刘叔背着手跟在后面,突兀地咳嗽了一声,刘婶不满地看了他一眼:“干什么?又背着我抽烟了不是?”
“不是,哎呀。”刘叔挤眉弄眼示意她少说两句。
利峥一个人孤零零地站在台阶下面,西装被叠起来放了三年,皱巴巴地穿在身上,高大身影衬着身后的半旧红砖墙,显得那么不合时宜。
只有笑起来的时候还带着一丝之前的从容:“刘叔,刘婶,你们别多想,宁悦过得好,我只有更开心。”
毕竟是自己夺走了他本来的锦绣前程,毕竟自己在狱中的四年里,每一夜都想着他才能睡着。
“那就对了,宁悦也是苦尽甘来,大家应该替他高兴的。”刘婶兴奋地开门让他进来,“去,洗把脸,今天给你做西红柿鸡蛋打卤面吃!”

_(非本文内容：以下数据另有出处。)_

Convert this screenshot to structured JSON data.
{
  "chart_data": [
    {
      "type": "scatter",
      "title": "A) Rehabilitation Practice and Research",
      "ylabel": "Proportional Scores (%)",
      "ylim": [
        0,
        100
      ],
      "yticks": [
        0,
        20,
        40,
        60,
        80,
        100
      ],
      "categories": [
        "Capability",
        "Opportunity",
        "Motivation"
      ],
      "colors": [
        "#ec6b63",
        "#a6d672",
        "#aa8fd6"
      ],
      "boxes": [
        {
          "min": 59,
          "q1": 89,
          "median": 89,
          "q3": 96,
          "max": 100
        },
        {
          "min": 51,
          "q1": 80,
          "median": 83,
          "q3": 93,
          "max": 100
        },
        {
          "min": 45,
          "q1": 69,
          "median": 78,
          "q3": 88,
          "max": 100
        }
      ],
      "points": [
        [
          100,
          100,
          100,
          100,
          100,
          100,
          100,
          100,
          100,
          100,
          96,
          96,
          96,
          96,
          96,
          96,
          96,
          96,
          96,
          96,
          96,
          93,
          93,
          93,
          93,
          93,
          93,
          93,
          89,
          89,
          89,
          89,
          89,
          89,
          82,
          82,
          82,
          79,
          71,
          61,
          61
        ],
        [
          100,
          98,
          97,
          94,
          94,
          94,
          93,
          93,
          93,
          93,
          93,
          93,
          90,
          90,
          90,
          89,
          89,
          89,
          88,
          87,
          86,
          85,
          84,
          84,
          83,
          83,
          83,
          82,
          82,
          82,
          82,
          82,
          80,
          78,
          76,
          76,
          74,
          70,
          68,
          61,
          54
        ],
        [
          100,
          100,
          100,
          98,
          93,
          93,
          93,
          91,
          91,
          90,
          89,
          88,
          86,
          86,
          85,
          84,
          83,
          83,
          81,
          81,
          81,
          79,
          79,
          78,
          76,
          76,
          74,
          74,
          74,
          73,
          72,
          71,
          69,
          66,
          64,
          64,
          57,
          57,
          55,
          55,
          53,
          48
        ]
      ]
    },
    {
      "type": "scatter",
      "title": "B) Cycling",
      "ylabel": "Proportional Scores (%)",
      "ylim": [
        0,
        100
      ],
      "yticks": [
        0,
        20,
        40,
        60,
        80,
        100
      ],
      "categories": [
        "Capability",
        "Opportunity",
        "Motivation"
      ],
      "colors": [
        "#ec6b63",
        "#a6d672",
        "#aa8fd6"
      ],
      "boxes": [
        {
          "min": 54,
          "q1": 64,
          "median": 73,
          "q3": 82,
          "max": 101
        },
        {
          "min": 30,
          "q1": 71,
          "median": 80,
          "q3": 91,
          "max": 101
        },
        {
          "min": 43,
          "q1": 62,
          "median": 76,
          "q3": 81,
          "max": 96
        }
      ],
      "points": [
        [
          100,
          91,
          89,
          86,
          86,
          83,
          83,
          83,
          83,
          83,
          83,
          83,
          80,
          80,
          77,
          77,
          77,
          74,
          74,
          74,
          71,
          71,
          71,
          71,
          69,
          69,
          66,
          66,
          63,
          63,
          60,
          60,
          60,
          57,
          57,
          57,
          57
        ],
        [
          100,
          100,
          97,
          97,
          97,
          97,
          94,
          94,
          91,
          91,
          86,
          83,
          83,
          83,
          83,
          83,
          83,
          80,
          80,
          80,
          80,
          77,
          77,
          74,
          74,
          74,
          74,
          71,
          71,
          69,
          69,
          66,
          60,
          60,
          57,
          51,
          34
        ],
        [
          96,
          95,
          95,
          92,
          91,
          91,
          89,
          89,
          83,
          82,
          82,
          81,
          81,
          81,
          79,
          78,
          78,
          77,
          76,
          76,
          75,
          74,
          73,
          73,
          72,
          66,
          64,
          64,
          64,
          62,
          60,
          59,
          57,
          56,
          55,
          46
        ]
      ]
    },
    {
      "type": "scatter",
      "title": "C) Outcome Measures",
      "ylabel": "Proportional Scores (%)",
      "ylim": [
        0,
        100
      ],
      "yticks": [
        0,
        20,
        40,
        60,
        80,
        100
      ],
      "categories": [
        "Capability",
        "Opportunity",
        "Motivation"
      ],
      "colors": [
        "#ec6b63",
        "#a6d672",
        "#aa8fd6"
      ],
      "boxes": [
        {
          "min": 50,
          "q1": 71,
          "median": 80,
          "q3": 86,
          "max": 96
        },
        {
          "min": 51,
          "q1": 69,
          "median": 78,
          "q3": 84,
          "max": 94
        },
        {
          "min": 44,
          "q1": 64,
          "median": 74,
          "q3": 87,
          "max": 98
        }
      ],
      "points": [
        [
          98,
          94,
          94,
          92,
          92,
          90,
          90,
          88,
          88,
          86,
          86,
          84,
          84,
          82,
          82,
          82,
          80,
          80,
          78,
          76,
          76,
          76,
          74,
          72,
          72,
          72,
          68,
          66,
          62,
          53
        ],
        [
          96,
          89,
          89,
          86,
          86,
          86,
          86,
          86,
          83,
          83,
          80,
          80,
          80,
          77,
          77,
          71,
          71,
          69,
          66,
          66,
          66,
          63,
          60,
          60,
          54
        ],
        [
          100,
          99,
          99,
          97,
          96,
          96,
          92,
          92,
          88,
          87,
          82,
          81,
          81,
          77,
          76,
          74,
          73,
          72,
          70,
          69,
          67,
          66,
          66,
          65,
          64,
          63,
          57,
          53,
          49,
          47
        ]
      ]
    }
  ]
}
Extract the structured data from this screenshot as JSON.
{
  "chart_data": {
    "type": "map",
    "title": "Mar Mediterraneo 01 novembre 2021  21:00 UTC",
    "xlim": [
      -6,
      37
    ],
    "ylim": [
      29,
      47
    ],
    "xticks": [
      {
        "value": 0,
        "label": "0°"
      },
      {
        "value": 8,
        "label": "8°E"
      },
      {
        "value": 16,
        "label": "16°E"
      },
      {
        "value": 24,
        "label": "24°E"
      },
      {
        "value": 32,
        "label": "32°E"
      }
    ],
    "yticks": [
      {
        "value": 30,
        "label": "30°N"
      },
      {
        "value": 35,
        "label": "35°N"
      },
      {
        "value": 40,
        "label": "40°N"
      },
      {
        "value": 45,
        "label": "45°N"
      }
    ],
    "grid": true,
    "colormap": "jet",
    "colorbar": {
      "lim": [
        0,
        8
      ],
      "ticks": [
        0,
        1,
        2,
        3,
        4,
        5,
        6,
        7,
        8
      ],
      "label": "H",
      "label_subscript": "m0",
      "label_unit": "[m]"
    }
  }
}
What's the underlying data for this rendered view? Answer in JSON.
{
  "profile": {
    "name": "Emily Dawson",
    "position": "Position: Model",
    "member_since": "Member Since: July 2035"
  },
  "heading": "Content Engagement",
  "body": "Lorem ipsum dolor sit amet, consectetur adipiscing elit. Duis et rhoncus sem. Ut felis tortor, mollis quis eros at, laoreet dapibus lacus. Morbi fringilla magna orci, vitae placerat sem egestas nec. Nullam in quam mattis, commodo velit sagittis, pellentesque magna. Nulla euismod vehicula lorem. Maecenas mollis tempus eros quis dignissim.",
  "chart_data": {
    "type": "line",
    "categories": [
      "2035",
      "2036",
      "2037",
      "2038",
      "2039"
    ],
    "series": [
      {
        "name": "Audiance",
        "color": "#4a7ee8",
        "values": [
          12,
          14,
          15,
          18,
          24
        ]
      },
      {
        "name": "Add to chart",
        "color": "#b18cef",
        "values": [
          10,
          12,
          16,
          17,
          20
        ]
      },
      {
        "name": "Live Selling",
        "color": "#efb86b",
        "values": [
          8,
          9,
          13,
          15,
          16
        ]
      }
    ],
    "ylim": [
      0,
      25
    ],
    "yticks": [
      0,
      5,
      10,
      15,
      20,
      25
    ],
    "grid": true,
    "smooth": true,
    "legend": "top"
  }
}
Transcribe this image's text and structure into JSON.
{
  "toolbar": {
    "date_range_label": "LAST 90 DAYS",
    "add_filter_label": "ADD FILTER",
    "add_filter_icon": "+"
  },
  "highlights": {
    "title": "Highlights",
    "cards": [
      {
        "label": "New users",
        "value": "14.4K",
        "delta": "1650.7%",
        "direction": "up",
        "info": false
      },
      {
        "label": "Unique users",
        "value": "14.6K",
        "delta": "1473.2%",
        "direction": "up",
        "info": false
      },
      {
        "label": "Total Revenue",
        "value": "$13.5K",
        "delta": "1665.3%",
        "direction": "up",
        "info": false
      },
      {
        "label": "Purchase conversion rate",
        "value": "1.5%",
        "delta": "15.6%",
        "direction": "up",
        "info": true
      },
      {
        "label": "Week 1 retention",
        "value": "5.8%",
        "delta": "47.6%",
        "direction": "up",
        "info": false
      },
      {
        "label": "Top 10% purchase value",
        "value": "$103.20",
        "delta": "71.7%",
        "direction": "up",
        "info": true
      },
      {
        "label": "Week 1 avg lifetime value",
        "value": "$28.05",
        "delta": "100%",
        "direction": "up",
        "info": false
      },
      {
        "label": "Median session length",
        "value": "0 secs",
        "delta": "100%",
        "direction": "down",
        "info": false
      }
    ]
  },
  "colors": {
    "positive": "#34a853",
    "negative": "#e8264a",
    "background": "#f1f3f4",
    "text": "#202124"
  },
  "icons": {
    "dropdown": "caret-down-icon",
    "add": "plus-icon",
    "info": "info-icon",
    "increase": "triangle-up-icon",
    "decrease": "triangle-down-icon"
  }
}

时隔四年,利峥再度站在小院子里,抬头处那棵大树依然枝繁叶茂,投下一地的荫凉。
他打量着熟悉的一砖一瓦,记忆里的碎片纷沓而至,在胸口堆积着,又热又堵,压抑得有些喘不上来气。
总觉得一闭眼,就可以看见宁悦回过头来对着他笑,紧接着是林婆婆从屋门里跨出来,带着嫌弃的语气招呼他们:“吃饭了,小兔崽子们。”
而林婆婆早已经离开人世,宁悦……也和他隔着万水千山。
刘婶的动作很快,不一会儿三碗热气腾腾的西红柿打卤面就端上了小桌,利峥坐在小马扎上,拿筷子的动作一丝不苟,腰背依然挺得笔直,低头吃面的时候几乎没发出任何声音。
他注意到两位老人的目光,抬起头来笑了笑:“很好吃,谢谢刘婶。”
“就是个家常便饭呗,还跟我客气起来了。”刘婶嗔怪地说,又给他盛了半碗面汤晾着,“好吃多吃,吃饱饱的啊。”
刘叔冷不丁地问了一句:“你现在出来了,有什么打算?”
这话又招来了刘婶的一记白眼:“急什么,让孩子先适应适应!咱家也不穷啊,三个饱一个倒还安置不起吗!?”